Heralded by a wailing bluesy harmonica, "Blue Sky Mine" tells the story of a worker who has ethical, anti-corporate principles, "but if I work all day on the blue sky mine/there'll be food on the table tonight". More than that, the company deceives its shareholders by fudging the books. "Who's gonna save me?" cries the worker plaintively, but there is hope: "In the end the rain comes down/washes clean the streets of a blue sky town."
An aborigine can't believe that despite the hypermart malls, industrial technology, and ATMs, that he can see the "Stars Of Warburton" waiting for him. He wishes for buffalos, wallaby stew, sandstone cliffs, all hallmarks of his culture. Warburton is not only a town, but the name of an aboriginal reserve located in the east end of West Australia province.
An eerie sound reminiscent of Phil Collins' "In The Air Tonight" is prevalent in "Bedlam Bridge". The instrumentation later picks up, but the title place is the gateway to "a place that knows no poverty/a town without pollution." That is in contrast to the upscale apartments, where one sees "the golden ghetto's creeper."
"Forgotten Years" has a strong guitar riff and pace bringing back the "diesel and dust", and it's a story how the older generation of aboriginals fought in World War II, lost the rights to their lands ("contracts torn at the edges/old signatures stained with tears") had it tougher than the younger generation, who have it easy. This is a call to never forget those years, "the hardest years, the darkest years/the roarin' years, the fallen years". The best song here.
The somber "Mountains Of Burma" criticizes "a government that has axes in its eyes" and hopes years of activism, from workers marching on May Day, to females fighting for equal pay, won't give way to complacency. What do we indeed do when "bills fall due for the industrial revolution"?
"King Of The Mountain" decry the destruction of land for the benefit of the sugar cane industry. There's a poignant verse of the destruction sung in rapid-fire punk anger: "I can't take the hands from my face/there are some things we can't replace."
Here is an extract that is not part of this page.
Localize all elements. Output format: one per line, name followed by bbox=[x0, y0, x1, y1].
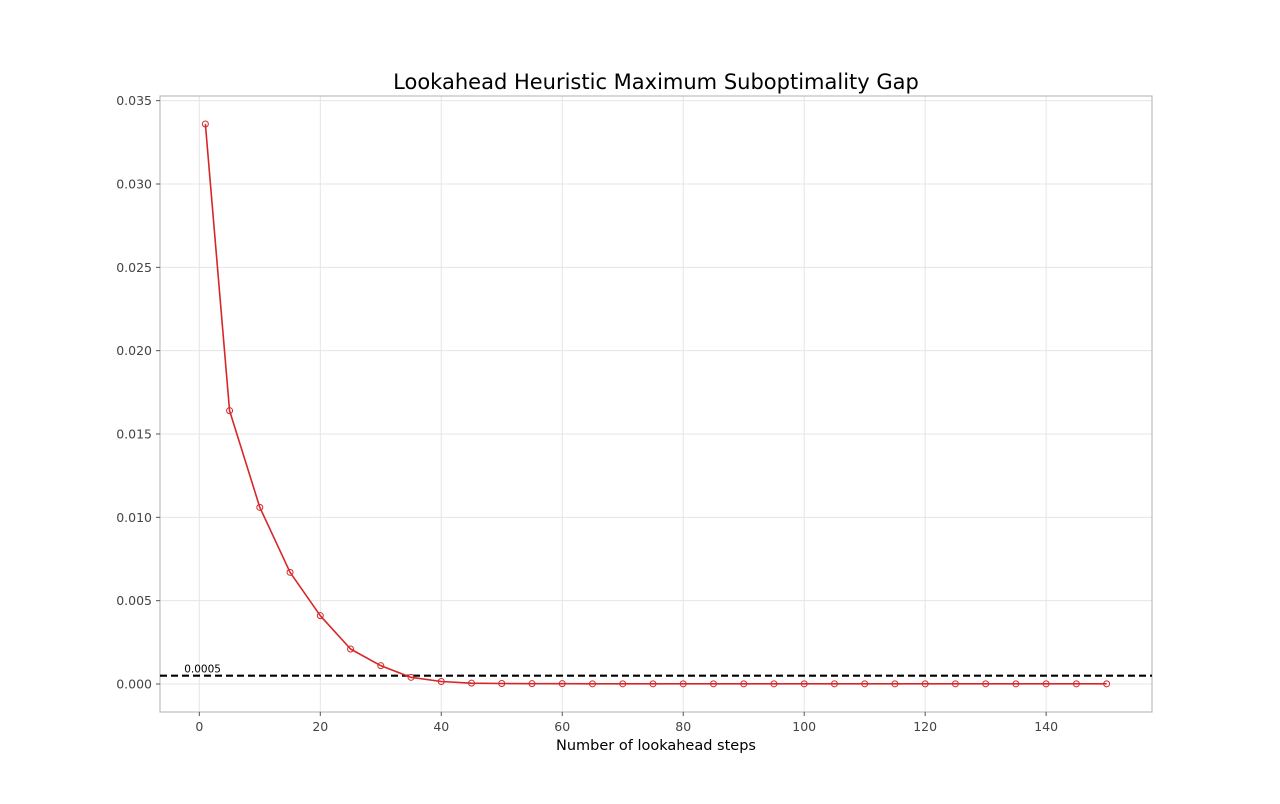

The slow "River Runs Red" is downright depressing and condemns corporate ravishment of the land: "So you cut all the tall trees down/you poisoned the sky and the sea/you've taken what's good from the ground/but you left precious little for me." And the force behind it is the dollar. The song rises to a crescendo with the chorus repeats: "River runs red/black rain falls/on my bleeding land."
"Shakers And Movers" is a worrying but catchy Byrdsy song about what's done in the name of the "great god of development" Key line here: "Tomorrow's child takes concrete footsteps/and they'll drink champagne or be damned."
"One Country" is Garrett at his philosophical best. The song lines are mostly age-old questions that have been debated by intellectuals for years: "Who hands out equal rights/who starts and ends that fight" or "Who'd like to change the world", "Who gets to work for bread". And in typical Dylanesque style, he says "don't call me the tune, I will walk away." This hints that we have to figure it out for ourselves. But "One country/one understanding" is what it amounts to.
The narrator of the somber final track "Antarctica" is a snowplow that at one point says "There must be one place left in the world/where the skin says it can breathe/there's gotta be one place left in the world/it's a solitude of distance and relief."
Blue Sky Mine may not have the punch of Diesel And Dust, but that is replaced by more pressing concerns against the sugar industries exploiting aboriginal lands and environmental rapine that takes place in the name of the "great god of development." A great companion to Diesel And Dust.